The UN said in August an investigation found nine of the agency's 32,000 staff members may have been involved in the October 7 attacks.

The US court notice also accuses Khalil of leaving off his visa application that he worked for the Syria office in the British embassy in Beirut and that he was a member of the group Columbia University Apartheid Divest.

Attorneys for Khalil did not immediately respond to a request for comment.

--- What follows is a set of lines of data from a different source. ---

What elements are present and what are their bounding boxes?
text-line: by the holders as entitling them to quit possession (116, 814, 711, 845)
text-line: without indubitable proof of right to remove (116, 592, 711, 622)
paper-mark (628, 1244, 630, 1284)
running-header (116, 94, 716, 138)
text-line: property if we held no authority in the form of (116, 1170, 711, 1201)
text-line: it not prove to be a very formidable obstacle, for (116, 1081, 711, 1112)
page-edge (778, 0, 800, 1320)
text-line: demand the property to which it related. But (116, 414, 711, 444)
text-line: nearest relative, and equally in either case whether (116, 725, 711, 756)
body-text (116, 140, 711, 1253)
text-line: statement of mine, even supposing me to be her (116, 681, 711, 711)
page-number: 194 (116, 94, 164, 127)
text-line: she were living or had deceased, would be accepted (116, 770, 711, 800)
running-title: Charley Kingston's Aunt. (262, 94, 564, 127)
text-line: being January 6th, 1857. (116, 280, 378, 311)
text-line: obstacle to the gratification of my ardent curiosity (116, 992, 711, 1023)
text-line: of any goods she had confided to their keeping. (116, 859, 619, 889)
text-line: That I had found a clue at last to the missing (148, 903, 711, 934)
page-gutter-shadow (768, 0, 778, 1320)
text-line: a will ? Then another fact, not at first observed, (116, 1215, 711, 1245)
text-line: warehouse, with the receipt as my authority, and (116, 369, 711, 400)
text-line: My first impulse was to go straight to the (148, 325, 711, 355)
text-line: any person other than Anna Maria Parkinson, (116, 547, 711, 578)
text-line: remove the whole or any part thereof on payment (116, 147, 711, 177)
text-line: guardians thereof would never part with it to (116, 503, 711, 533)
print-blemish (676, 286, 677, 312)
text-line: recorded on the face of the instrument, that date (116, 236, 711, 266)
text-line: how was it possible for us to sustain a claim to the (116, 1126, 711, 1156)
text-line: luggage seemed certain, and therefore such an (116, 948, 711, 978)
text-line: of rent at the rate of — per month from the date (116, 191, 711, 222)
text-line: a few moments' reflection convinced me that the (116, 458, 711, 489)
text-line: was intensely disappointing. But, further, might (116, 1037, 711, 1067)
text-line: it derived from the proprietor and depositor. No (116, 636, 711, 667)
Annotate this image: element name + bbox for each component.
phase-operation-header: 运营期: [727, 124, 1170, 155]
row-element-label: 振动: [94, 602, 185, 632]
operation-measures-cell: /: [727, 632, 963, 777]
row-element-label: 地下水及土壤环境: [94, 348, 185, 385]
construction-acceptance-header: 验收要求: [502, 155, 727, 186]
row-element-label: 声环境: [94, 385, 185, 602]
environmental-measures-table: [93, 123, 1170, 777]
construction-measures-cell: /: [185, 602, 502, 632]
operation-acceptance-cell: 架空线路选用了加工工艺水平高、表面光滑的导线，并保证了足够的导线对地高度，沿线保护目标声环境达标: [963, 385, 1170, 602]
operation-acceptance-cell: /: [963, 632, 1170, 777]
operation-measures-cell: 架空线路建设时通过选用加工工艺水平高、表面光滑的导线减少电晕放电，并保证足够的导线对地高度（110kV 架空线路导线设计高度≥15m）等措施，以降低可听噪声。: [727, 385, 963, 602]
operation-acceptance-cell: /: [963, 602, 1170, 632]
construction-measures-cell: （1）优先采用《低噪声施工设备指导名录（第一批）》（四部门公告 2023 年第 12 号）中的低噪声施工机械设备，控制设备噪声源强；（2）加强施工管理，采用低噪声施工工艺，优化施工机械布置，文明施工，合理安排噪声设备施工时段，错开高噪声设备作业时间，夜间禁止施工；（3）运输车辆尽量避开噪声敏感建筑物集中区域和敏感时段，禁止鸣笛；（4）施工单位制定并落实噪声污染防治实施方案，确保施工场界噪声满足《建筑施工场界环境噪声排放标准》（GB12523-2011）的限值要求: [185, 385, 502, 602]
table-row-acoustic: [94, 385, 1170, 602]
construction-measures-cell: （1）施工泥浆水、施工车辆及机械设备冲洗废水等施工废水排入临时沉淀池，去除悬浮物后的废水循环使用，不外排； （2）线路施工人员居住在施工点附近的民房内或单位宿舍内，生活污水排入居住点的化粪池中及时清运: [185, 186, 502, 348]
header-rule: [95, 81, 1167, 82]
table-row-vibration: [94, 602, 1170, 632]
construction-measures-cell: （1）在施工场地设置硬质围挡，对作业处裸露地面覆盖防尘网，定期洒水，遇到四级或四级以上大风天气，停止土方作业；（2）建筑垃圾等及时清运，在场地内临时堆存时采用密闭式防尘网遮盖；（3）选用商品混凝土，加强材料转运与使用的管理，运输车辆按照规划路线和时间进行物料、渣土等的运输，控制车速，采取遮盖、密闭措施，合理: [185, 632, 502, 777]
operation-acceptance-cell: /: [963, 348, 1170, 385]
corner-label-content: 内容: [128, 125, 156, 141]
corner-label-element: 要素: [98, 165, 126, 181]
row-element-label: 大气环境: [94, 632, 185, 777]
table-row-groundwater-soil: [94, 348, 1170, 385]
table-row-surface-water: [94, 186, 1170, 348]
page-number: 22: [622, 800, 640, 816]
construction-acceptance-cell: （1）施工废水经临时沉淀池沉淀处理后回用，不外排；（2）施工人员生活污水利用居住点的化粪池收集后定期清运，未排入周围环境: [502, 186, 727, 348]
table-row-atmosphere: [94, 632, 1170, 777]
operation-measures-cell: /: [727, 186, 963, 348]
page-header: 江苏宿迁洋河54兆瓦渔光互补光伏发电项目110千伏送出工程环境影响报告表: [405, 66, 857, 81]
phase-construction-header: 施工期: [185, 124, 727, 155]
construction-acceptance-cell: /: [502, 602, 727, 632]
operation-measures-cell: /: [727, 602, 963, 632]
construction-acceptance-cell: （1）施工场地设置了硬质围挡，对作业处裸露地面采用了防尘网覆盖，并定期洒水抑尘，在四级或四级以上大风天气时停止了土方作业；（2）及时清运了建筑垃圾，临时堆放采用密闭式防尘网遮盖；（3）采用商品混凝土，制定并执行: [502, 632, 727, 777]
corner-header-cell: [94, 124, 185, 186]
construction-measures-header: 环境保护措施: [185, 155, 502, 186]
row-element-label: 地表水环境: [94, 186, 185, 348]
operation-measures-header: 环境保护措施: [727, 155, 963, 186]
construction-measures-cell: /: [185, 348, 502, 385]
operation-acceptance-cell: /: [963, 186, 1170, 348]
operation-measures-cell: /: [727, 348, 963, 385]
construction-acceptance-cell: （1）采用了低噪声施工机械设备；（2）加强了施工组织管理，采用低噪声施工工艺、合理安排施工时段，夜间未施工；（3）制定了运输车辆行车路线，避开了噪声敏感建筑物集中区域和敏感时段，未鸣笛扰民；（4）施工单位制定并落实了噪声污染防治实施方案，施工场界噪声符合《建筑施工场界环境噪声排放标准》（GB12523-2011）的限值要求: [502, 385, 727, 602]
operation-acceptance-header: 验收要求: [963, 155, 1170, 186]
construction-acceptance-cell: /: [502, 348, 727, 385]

One attorney, Ramie Kassem, a co-director of the legal clinic CLEAR, was quoted in the New York Times as saying the new deportation grounds were "patently weak and pretextual."

"That the government scrambled to add them at the 11th hour only highlights how its motivation from the start was to retaliate against Mr. Khalil for his protected speech in support of Palestinian rights and lives," Kassem said, according to the Times.